Como ya ha indicado este Centro Directivo, en base a este precepto, la sola presentación de un documento en el Registro implica la petición de la extensión de todos los asientos que en su virtud puedan practicarse, siendo competencia del registrador la determinación de cuáles sean éstos, sin que el principio registral de rogación imponga otras exigencias formales añadidas. Por ello, en coherencia con lo anterior, los artículos 19 bis de la Ley Hipotecaria y 434 de su Reglamento prevén que en caso de calificación negativa parcial del documento presentado, el registrador debe notificar el defecto por él apreciado, a la vista de lo cual el presentante o el interesado podrán solicitar la inscripción parcial del documento, sin perjuicio de su derecho a recurrir en cuanto a lo no inscrito (cfr. Resoluciones de 11 de febrero de 1998, 20 de julio de 2006 y 12 de enero de 2012).

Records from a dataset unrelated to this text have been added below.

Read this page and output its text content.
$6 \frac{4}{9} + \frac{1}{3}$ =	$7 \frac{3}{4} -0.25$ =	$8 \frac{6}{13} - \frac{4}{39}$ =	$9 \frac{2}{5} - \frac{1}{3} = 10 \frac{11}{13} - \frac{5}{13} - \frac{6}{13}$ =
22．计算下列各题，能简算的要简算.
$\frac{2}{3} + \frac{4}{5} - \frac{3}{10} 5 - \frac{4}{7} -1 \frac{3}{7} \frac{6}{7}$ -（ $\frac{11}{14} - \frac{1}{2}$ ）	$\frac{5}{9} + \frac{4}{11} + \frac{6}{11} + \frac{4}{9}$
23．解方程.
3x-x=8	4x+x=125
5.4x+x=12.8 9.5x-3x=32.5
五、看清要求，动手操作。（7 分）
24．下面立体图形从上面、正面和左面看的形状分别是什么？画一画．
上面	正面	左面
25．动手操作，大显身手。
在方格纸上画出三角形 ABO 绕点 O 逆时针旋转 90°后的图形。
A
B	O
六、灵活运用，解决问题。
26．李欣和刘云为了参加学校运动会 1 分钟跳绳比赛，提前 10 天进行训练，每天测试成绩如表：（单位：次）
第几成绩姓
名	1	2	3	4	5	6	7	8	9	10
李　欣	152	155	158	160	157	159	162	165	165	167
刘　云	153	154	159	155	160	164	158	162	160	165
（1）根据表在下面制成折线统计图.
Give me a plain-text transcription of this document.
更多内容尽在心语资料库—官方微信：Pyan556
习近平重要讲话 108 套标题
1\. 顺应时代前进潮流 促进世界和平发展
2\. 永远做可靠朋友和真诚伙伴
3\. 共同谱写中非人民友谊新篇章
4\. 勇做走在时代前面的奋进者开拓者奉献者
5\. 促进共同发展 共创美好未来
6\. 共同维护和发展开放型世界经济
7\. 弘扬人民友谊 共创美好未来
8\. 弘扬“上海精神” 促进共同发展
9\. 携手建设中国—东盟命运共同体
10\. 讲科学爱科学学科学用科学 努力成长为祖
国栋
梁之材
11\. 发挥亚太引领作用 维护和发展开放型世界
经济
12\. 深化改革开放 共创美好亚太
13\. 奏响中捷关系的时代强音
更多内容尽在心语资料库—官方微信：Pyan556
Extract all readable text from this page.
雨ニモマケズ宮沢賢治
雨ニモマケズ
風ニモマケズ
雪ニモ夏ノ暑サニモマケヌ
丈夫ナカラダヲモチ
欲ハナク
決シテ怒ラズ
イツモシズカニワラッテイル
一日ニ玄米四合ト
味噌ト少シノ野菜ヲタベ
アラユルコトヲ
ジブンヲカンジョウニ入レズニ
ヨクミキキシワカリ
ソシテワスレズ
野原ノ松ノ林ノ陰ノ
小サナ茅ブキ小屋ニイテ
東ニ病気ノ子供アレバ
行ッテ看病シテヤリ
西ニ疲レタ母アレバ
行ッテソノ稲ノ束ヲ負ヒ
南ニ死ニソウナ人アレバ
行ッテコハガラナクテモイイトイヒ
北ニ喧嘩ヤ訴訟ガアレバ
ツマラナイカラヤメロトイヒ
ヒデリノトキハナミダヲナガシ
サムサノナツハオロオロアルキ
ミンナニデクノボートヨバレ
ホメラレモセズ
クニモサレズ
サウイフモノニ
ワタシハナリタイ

https://www.boe.es/diario_boe/txt.php?id=BOE-A-2026-5488
Vistos los artículos 1, 18, 18 bis, 209 y 326 de la Ley Hipotecaria; 425 del Reglamento Hipotecario; las Resoluciones de la Dirección General de los Registros y del Notariado de 26 de julio de 2016 y 2 de junio de 2017, y las Resoluciones de la Dirección General de Seguridad Jurídica y Fe Pública de 8 de septiembre de 2021 y 24 de febrero de 2025.